Swedish PM insists on right to set alliances in defiance of Russia

Swedish PM insists on right to set alliances in defiance of Russia
Sweden's prime minister, Madgalena Andersson, said that her country reserved the right to decide its own security alliances. Photo: Kenzo Tribouillard/TT
Prime Minister Magdalena Andersson has pushed back against Russia's demand that Nato rule out future eastward expansion, underlining her country's right to set its own alliances

“The European security order is non-negotiable,” she said in a press statement. “In Sweden, it is we ourselves who get to decide on our foreign and security policy and who we choose to cooperate with.”

Ulf Kristersson, leader of Sweden’s centre-right Moderate Party opposition, on Tuesday called for the Swedish government to follow suit and assert Sweden’s right to decide its own alliances.

Defence minister Peter Hultqvist stated before Christmas that the Russian demand was “totally unacceptable”, but he also stressed that Sweden had no plans to join the alliance “either now or in the future”, which drew criticism from right-wing parties. 

READ ALSO: Is Russia pushing Sweden towards Nato membership?

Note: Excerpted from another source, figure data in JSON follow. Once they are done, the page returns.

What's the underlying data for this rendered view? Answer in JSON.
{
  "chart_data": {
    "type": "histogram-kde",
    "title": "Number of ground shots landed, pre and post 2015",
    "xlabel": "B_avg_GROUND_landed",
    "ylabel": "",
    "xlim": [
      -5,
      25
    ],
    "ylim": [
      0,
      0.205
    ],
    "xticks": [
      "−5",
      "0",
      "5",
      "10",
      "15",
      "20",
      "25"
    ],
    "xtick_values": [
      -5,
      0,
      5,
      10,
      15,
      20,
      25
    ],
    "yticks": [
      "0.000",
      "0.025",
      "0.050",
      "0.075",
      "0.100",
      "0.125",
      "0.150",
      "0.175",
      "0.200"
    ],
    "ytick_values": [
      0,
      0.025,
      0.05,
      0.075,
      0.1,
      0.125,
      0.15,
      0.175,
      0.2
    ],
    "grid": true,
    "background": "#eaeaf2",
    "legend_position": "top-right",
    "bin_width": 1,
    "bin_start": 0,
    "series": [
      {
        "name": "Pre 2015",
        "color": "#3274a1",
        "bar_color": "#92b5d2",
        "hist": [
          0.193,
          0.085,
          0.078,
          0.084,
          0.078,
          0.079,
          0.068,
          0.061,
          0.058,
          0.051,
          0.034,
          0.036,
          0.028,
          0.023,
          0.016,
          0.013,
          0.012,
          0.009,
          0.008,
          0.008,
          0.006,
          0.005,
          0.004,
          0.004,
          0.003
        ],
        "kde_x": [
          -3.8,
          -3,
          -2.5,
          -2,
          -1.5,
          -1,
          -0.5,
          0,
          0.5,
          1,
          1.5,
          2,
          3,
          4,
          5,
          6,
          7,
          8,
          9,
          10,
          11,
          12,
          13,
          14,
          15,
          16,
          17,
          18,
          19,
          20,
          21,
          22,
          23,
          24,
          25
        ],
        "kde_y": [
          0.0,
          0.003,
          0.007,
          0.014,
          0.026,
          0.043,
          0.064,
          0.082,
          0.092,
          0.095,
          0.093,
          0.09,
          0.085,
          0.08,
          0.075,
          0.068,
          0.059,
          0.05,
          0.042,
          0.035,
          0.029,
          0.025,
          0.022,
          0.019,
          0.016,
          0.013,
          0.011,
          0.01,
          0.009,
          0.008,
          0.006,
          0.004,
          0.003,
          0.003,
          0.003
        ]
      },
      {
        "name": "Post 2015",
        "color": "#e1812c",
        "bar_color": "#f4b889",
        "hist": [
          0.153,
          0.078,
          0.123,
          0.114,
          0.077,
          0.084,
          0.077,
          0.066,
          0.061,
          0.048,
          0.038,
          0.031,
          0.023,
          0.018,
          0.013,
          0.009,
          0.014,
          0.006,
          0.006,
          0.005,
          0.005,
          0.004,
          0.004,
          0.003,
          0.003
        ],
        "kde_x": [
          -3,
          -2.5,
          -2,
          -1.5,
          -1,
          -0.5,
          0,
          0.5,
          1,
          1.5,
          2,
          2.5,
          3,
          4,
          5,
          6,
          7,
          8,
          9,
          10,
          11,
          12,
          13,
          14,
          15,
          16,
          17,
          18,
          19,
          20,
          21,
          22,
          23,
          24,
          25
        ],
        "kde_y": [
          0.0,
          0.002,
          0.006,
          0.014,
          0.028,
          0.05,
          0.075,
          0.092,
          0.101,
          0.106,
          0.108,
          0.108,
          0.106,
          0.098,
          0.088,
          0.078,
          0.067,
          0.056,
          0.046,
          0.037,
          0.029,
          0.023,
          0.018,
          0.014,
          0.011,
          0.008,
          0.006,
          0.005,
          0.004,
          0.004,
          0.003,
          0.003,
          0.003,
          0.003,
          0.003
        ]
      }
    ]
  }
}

On Thursday, Andersson held calls with both Niinistö and Nato’s Secretary-General, Jens Stoltenburg, in which she discussed the threat of Russia’s military build-up on its border with Ukraine. Russia now has about 100,000 troops waiting at the Ukrainian border.

Sweden’s foreign minister Ann Linde arrived in the US on Wednesday night for three days of talks with top US officials on the security situation and on climate change.